Sparked by the debut of "Mike and Molly," a CBS sitcom about an overweight couple, today Slate posted a slide show detailing the history of what they are calling the "fat-com" or comedy show featuring overweight actors. For a country with a more than 30 percent obesity rate, America sure has strange ideas about fat people. Although we encounter fat people living normal lives daily--in our families, among our friends, at work, at the mall, at the gym...in the mirror--there is this sense that to feature an overweight person on screen doing normal things reflects some unique act of bravery. That the presence of a large person in the media needs to be explained and deconstructed. I mean "fat-com"? Is that a thing? I thought Roseanne was about a blue-collar Midwestern family, but apparently the point of the show was that Dan and Roseanne Connor were a couple of fat asses. At least that's what coining the term "fat-com" implies.
It seems some folks, many of them writing for magazines and TV shows, aren't quite sure that fat people are people with normal lives and relationships.
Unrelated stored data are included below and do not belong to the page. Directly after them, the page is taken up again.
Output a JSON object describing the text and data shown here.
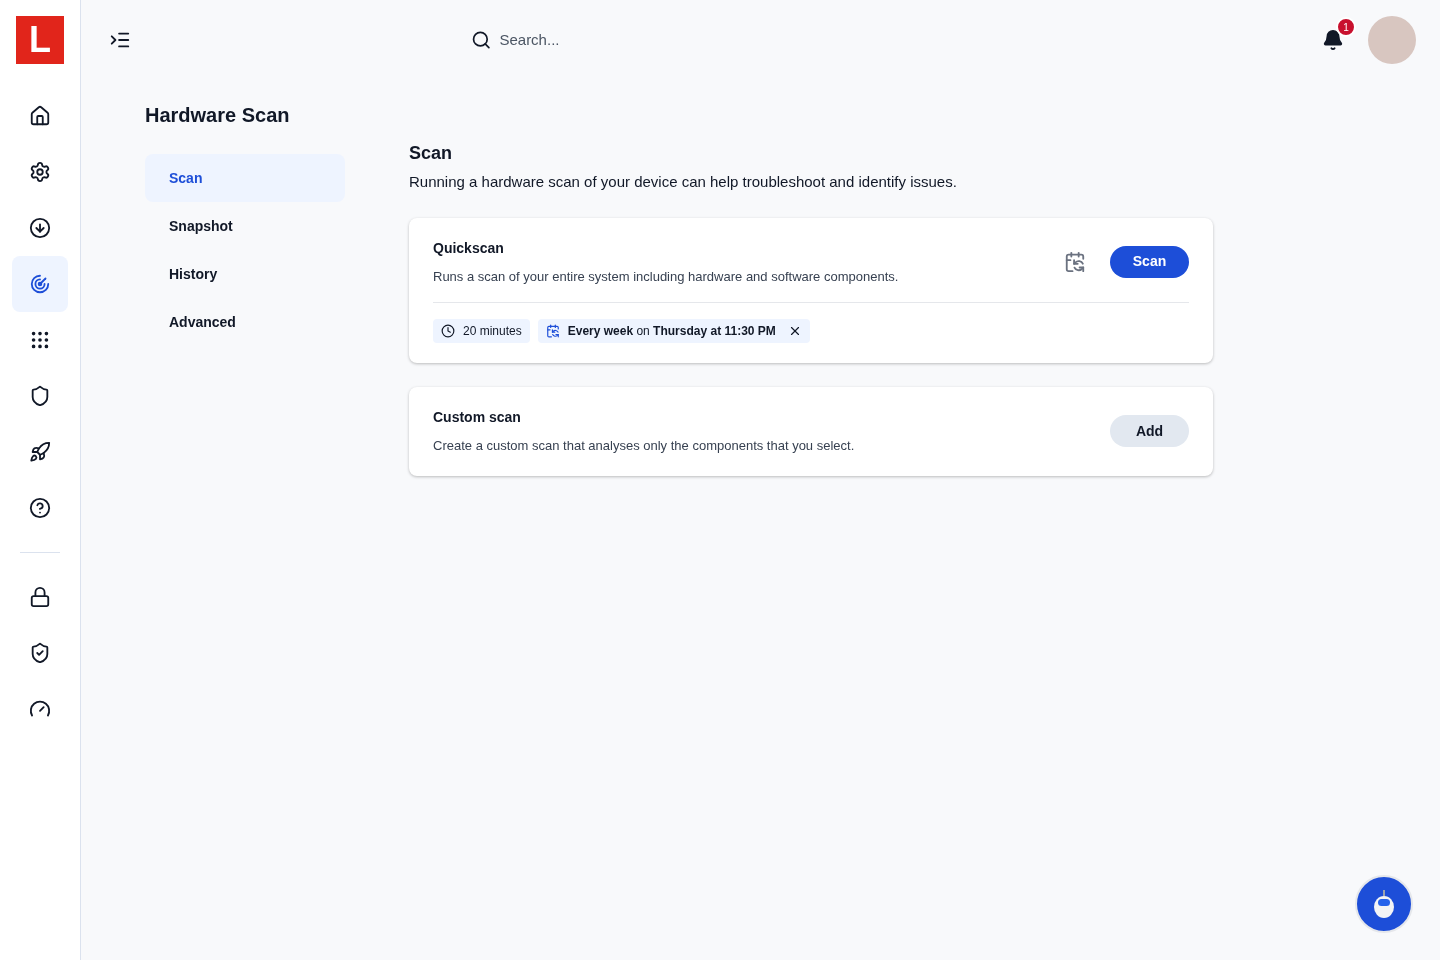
{
  "logo": "L",
  "rail": {
    "groups": [
      [
        {
          "selected": false
        },
        {
          "selected": false
        },
        {
          "selected": false
        },
        {
          "selected": true
        },
        {
          "selected": false
        },
        {
          "selected": false
        },
        {
          "selected": false
        },
        {
          "selected": false
        }
      ],
      [
        {
          "selected": false
        },
        {
          "selected": false
        },
        {
          "selected": false
        }
      ]
    ]
  },
  "search": {
    "placeholder": "Search..."
  },
  "notifications": {
    "count": "1"
  },
  "page_title": "Hardware Scan",
  "subnav": [
    {
      "label": "Scan",
      "selected": true
    },
    {
      "label": "Snapshot",
      "selected": false
    },
    {
      "label": "History",
      "selected": false
    },
    {
      "label": "Advanced",
      "selected": false
    }
  ],
  "section": {
    "title": "Scan",
    "description": "Running a hardware scan of your device can help troubleshoot and identify issues."
  },
  "cards": [
    {
      "title": "Quickscan",
      "description": "Runs a scan of your entire system including hardware and software components.",
      "schedule_button": true,
      "button": {
        "label": "Scan",
        "kind": "primary"
      },
      "tags": [
        {
          "kind": "duration",
          "text": "20 minutes",
          "removable": false
        },
        {
          "kind": "schedule",
          "text": "**Every week** on **Thursday at 11:30 PM**",
          "removable": true
        }
      ]
    },
    {
      "title": "Custom scan",
      "description": "Create a custom scan that analyses only the components that you select.",
      "schedule_button": false,
      "button": {
        "label": "Add",
        "kind": "secondary"
      }
    }
  ]
}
It brings to mind a business trip to New Orleans I once took with another woman. At a (pretty damn cute) size 16, I was likely three times the size of my colleague. Throughout a busy work day that left little time for lunch, she would put her hand on my arm "You must be really hungry." Apparently, big girls must feed on the regular lest we lose control and begin chewing on our own limbs. It was just so odd, as if she wasn't sure I was human. A show like "Mike and Molly" that centers on food and weight and fat jokes is hardly groundbreaking. What would be groundbreaking is if TV creators cast people of all sizes in shows and made no special mention of it. It would be groundbreaking if we saw fat people falling in love and solving crimes and working in politics and heading companies, y'know, like fat people do in real life.
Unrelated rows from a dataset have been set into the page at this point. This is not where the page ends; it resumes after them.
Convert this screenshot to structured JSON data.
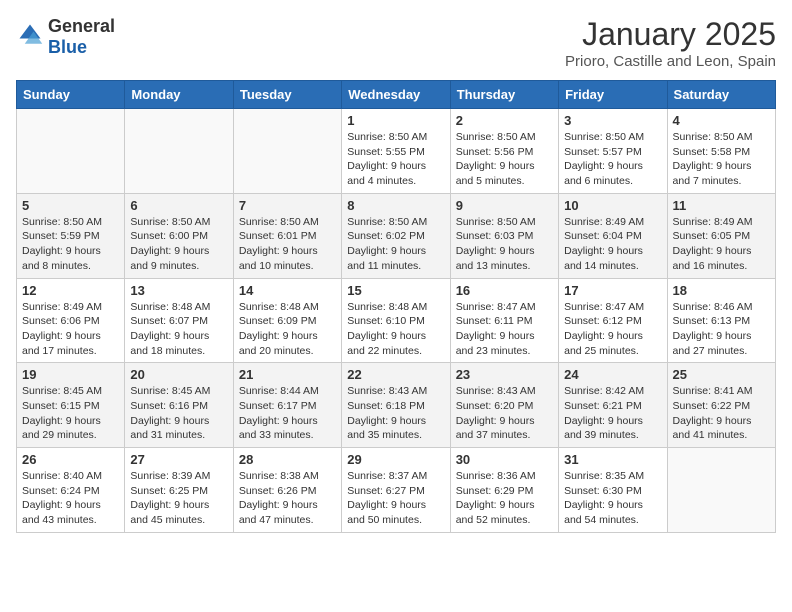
{
  "header": {
    "logo_general": "General",
    "logo_blue": "Blue",
    "title": "January 2025",
    "subtitle": "Prioro, Castille and Leon, Spain"
  },
  "weekdays": [
    "Sunday",
    "Monday",
    "Tuesday",
    "Wednesday",
    "Thursday",
    "Friday",
    "Saturday"
  ],
  "weeks": [
    [
      {
        "day": "",
        "info": ""
      },
      {
        "day": "",
        "info": ""
      },
      {
        "day": "",
        "info": ""
      },
      {
        "day": "1",
        "info": "Sunrise: 8:50 AM\nSunset: 5:55 PM\nDaylight: 9 hours\nand 4 minutes."
      },
      {
        "day": "2",
        "info": "Sunrise: 8:50 AM\nSunset: 5:56 PM\nDaylight: 9 hours\nand 5 minutes."
      },
      {
        "day": "3",
        "info": "Sunrise: 8:50 AM\nSunset: 5:57 PM\nDaylight: 9 hours\nand 6 minutes."
      },
      {
        "day": "4",
        "info": "Sunrise: 8:50 AM\nSunset: 5:58 PM\nDaylight: 9 hours\nand 7 minutes."
      }
    ],
    [
      {
        "day": "5",
        "info": "Sunrise: 8:50 AM\nSunset: 5:59 PM\nDaylight: 9 hours\nand 8 minutes."
      },
      {
        "day": "6",
        "info": "Sunrise: 8:50 AM\nSunset: 6:00 PM\nDaylight: 9 hours\nand 9 minutes."
      },
      {
        "day": "7",
        "info": "Sunrise: 8:50 AM\nSunset: 6:01 PM\nDaylight: 9 hours\nand 10 minutes."
      },
      {
        "day": "8",
        "info": "Sunrise: 8:50 AM\nSunset: 6:02 PM\nDaylight: 9 hours\nand 11 minutes."
      },
      {
        "day": "9",
        "info": "Sunrise: 8:50 AM\nSunset: 6:03 PM\nDaylight: 9 hours\nand 13 minutes."
      },
      {
        "day": "10",
        "info": "Sunrise: 8:49 AM\nSunset: 6:04 PM\nDaylight: 9 hours\nand 14 minutes."
      },
      {
        "day": "11",
        "info": "Sunrise: 8:49 AM\nSunset: 6:05 PM\nDaylight: 9 hours\nand 16 minutes."
      }
    ],
    [
      {
        "day": "12",
        "info": "Sunrise: 8:49 AM\nSunset: 6:06 PM\nDaylight: 9 hours\nand 17 minutes."
      },
      {
        "day": "13",
        "info": "Sunrise: 8:48 AM\nSunset: 6:07 PM\nDaylight: 9 hours\nand 18 minutes."
      },
      {
        "day": "14",
        "info": "Sunrise: 8:48 AM\nSunset: 6:09 PM\nDaylight: 9 hours\nand 20 minutes."
      },
      {
        "day": "15",
        "info": "Sunrise: 8:48 AM\nSunset: 6:10 PM\nDaylight: 9 hours\nand 22 minutes."
      },
      {
        "day": "16",
        "info": "Sunrise: 8:47 AM\nSunset: 6:11 PM\nDaylight: 9 hours\nand 23 minutes."
      },
      {
        "day": "17",
        "info": "Sunrise: 8:47 AM\nSunset: 6:12 PM\nDaylight: 9 hours\nand 25 minutes."
      },
      {
        "day": "18",
        "info": "Sunrise: 8:46 AM\nSunset: 6:13 PM\nDaylight: 9 hours\nand 27 minutes."
      }
    ],
    [
      {
        "day": "19",
        "info": "Sunrise: 8:45 AM\nSunset: 6:15 PM\nDaylight: 9 hours\nand 29 minutes."
      },
      {
        "day": "20",
        "info": "Sunrise: 8:45 AM\nSunset: 6:16 PM\nDaylight: 9 hours\nand 31 minutes."
      },
      {
        "day": "21",
        "info": "Sunrise: 8:44 AM\nSunset: 6:17 PM\nDaylight: 9 hours\nand 33 minutes."
      },
      {
        "day": "22",
        "info": "Sunrise: 8:43 AM\nSunset: 6:18 PM\nDaylight: 9 hours\nand 35 minutes."
      },
      {
        "day": "23",
        "info": "Sunrise: 8:43 AM\nSunset: 6:20 PM\nDaylight: 9 hours\nand 37 minutes."
      },
      {
        "day": "24",
        "info": "Sunrise: 8:42 AM\nSunset: 6:21 PM\nDaylight: 9 hours\nand 39 minutes."
      },
      {
        "day": "25",
        "info": "Sunrise: 8:41 AM\nSunset: 6:22 PM\nDaylight: 9 hours\nand 41 minutes."
      }
    ],
    [
      {
        "day": "26",
        "info": "Sunrise: 8:40 AM\nSunset: 6:24 PM\nDaylight: 9 hours\nand 43 minutes."
      },
      {
        "day": "27",
        "info": "Sunrise: 8:39 AM\nSunset: 6:25 PM\nDaylight: 9 hours\nand 45 minutes."
      },
      {
        "day": "28",
        "info": "Sunrise: 8:38 AM\nSunset: 6:26 PM\nDaylight: 9 hours\nand 47 minutes."
      },
      {
        "day": "29",
        "info": "Sunrise: 8:37 AM\nSunset: 6:27 PM\nDaylight: 9 hours\nand 50 minutes."
      },
      {
        "day": "30",
        "info": "Sunrise: 8:36 AM\nSunset: 6:29 PM\nDaylight: 9 hours\nand 52 minutes."
      },
      {
        "day": "31",
        "info": "Sunrise: 8:35 AM\nSunset: 6:30 PM\nDaylight: 9 hours\nand 54 minutes."
      },
      {
        "day": "",
        "info": ""
      }
    ]
  ]
}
But we are a fat country that is oddly fat phobic. By now, you probably know about the furor caused by that Marie Claire article penned by a writer with food issues who disdains "Mike and Molly" because she is grossed out by watching "people with rolls and rolls of fat" doing anything. And then there are the concerned folks who wonder what "message" featuring a fat couple on a show might send to the masses about health. I wonder where these concerned viewers have been during the seven-year run of CBS' "Two and a Half Men," a sitcom that features a real-life serial womanizer and abuser playing a cuddlier version of himself. Or, during the run of "The Sopranos," a show that humanized a murderer, philanderer and crime boss. If the moral fiber of America can survive these things, then the sight of someone with a BMI over the norm shouldn't shake us.
With so many Americans "overweight" how does this notion of the fat person as something dehumanized still persist? (And I should note that I find this idea more pervasive in the mainstream vs. the African American community.)